Here's an explanation of George Floyd Justice In Policing Act of 2020 also known as H.R.7120 on the first anniversary of his murder at the hands of former police officer Derek Chauvin in Minneapolis, Minnesota

After 2020 Amerikkka is different but somehow things have yet to actually change…

Minneapolis, Minnesota, George Floyd memorial at 38th and Chicago who was killed by police.

Source: Education Images / Getty

Today marks one year to the day that George Floyd was murdered by Derek Chauvin in front of a crowd of people on the streets of Minneapolis, Minnesota. Subsequently, millions of protesters of all races took to the streets for weeks to be loud about their disgust and desire for change after witnessing years of egregious Black death at the hands of the state. George’s daughter Gianna Floyd is now famous for her quote: “Daddy changed the world!”

Gianna is very aware of how her father’s cold-blooded killing served as the impetus for change. The look of hope on her face should give even the most cynical person a reason to believe that we can still be better as a society. Sadly, we ain’t there yet. One of the legislative measures that would aid in creating true change in this racist country is H.R.7120 also known as the George Floyd Justice In Policing Act of 2020. This bill was introduced on June 6, 2020 and is sponsored by Rep. Karen Bass of California. H.R.7120 was approved by the House in March but has yet to receive a vote in the Senate as Republicans like Mitch McConnell don’t have any interest in reforming law enforcement nor holding abusive, trigger-happy, and murderous police accountable for the people they hurt and kill because “blue lives matter”.

H.R.7120, in its original form, is a substantial piece of legislation that could provide protection for the citizens and punishment for those who violate them. One major sticking point that is keeping those on the right from giving their full-throated support is a clause called “qualified immunity”. This is the legal jargon that prevents police officers from facing most civil lawsuits regardless of their actions. This clause is essential to the George Floyd Act because it is the sharp teeth that will threaten the livelihood of cops if they brutalize or kill a citizen unjustly. Any law that doesn’t have legal ramifications won’t lead to substantive change.
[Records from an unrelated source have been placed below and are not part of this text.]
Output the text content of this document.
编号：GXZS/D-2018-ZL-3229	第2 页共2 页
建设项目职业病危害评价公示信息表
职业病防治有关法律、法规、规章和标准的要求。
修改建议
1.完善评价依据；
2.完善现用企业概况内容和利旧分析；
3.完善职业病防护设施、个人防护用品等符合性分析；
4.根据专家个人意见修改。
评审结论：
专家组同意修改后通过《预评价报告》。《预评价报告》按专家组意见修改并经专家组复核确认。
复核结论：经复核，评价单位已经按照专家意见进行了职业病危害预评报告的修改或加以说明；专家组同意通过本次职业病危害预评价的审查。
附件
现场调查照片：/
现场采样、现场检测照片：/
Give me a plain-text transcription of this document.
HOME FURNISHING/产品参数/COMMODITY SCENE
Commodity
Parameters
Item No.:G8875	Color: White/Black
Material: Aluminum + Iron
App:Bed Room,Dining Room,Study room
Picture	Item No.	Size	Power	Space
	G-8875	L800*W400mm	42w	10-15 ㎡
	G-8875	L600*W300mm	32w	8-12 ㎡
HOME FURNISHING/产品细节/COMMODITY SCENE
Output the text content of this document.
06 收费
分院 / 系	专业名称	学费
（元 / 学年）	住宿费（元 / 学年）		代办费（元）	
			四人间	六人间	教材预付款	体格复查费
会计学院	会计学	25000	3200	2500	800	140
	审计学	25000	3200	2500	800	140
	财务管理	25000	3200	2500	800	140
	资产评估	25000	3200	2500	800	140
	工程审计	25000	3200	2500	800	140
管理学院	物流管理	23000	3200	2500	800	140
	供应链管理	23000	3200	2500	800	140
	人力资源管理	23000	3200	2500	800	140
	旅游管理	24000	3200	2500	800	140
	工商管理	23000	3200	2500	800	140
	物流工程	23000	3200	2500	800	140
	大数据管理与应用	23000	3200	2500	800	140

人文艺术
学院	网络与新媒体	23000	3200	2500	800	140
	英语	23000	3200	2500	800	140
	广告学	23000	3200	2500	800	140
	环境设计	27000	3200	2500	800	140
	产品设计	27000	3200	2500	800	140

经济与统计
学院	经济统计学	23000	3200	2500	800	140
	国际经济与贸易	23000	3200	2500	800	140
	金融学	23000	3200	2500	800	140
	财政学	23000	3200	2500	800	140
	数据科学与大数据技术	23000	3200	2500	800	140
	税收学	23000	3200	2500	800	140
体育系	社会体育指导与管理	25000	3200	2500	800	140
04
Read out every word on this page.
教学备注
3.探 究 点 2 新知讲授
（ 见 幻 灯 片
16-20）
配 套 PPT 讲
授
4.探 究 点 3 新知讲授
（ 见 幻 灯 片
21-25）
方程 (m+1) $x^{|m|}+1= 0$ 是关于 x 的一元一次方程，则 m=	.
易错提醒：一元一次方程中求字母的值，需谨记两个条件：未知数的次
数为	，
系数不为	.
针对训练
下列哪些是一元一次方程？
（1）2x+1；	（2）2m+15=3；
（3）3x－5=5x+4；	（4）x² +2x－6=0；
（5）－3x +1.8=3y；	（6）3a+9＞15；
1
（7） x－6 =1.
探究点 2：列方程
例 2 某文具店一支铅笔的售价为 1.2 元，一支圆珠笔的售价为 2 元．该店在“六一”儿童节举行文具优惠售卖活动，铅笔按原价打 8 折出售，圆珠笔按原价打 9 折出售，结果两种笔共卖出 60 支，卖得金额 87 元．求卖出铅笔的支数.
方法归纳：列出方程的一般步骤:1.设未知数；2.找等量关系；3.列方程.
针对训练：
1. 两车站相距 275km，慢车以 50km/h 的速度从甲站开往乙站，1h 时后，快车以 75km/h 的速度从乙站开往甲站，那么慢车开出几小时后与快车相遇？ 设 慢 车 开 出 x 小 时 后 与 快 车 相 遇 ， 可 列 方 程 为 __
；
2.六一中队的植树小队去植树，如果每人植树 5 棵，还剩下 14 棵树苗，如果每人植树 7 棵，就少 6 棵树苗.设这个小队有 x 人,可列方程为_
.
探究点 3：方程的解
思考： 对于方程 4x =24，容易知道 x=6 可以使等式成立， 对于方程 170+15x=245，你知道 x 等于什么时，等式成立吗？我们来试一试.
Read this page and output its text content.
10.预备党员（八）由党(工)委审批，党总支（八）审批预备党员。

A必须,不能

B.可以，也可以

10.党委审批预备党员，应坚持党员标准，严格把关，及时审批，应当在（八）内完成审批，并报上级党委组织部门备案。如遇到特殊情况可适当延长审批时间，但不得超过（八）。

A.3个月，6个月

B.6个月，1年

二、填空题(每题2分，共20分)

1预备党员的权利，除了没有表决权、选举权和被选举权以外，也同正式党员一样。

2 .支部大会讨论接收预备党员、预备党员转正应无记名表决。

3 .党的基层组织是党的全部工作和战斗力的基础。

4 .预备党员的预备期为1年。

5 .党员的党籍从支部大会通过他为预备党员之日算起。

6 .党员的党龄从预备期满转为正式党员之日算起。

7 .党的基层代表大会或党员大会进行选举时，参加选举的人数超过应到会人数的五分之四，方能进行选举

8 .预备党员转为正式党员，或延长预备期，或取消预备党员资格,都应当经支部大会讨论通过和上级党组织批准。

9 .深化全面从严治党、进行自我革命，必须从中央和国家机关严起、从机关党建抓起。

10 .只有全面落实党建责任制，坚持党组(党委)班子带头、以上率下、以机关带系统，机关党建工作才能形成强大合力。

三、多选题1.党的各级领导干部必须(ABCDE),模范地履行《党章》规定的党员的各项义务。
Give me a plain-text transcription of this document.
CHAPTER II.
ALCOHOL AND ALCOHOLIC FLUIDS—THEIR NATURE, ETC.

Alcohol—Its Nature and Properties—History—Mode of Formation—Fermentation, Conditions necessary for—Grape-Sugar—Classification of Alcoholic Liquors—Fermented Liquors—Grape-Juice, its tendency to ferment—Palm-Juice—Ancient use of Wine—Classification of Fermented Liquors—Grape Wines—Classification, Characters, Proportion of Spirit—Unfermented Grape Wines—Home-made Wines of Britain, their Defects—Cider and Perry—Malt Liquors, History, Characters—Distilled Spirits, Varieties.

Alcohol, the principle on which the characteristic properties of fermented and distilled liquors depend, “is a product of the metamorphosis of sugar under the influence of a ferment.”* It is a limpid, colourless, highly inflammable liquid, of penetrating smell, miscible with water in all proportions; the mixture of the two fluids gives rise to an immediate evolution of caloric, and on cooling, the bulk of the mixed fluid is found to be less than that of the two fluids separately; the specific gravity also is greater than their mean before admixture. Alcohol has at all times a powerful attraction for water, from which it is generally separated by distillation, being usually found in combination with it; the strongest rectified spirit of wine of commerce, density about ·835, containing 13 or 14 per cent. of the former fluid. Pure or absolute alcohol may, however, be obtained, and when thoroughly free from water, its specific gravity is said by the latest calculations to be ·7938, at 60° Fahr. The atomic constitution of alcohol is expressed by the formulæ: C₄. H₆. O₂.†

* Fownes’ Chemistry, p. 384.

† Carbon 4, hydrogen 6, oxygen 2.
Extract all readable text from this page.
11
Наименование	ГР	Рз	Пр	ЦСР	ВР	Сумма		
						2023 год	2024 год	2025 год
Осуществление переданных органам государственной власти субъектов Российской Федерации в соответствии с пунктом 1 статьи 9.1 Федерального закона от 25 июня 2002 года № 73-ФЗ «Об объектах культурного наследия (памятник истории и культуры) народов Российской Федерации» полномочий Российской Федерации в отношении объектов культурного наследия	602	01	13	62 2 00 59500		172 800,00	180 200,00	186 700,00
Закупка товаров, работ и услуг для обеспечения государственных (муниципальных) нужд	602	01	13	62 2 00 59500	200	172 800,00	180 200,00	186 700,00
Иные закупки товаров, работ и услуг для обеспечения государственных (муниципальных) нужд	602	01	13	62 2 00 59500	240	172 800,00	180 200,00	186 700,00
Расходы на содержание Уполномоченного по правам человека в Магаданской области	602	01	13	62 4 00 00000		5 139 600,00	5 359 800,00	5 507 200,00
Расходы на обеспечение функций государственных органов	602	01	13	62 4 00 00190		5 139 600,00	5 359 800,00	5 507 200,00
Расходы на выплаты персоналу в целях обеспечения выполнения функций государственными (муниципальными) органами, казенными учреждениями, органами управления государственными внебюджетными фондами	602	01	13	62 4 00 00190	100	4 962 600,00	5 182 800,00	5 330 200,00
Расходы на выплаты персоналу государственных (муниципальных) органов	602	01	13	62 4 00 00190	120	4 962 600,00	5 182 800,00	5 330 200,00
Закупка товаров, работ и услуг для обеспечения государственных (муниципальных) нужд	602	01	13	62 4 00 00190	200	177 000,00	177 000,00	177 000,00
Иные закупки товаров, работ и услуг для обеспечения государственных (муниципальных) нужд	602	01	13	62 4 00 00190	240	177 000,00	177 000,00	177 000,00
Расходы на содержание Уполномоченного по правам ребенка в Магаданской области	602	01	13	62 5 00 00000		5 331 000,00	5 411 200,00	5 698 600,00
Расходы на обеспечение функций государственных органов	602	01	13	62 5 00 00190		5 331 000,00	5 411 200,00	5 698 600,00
NBCNews lays out few other clauses written into H.R.7120 that aim to curtail and correct cops’ violent tendencies:

  • Ban no-knock warrants in federal drug cases and, as with chokeholds, encourage local and state agencies to comply by tying bans to federal funding. A no-knock warrant led to the fatal shooting of 26-year-old Breonna Taylor by police last year in Louisville, Kentucky.

  • Make it easier to prosecute police officers accused of misconduct by lowering the legal standard from willfulness to recklessness.

  • Prohibit racial, religious and discriminatory profiling by law enforcement agencies at the local, state and federal levels and mandate training against such discriminatory profiling.

  • Require local and state police agencies to use existing federal funds to ensure the use of body cameras, require all federal uniformed officers to wear body cameras, and require all marked federal police vehicles to use dashboard cameras.

  • Create a national police misconduct registry to prevent police officers who are fired or pushed out for bad performance from being hired by other agencies.

These are just a few of the ideas that responsible lawmakers want to implement. We highly suggest you go to Congress.gov to read the bill in its entirety. This is why it is important to vote so that there are people in office who recognize injustice and have the balls to do something about it.

Rest in peace, George Floyd. Your life will always matter.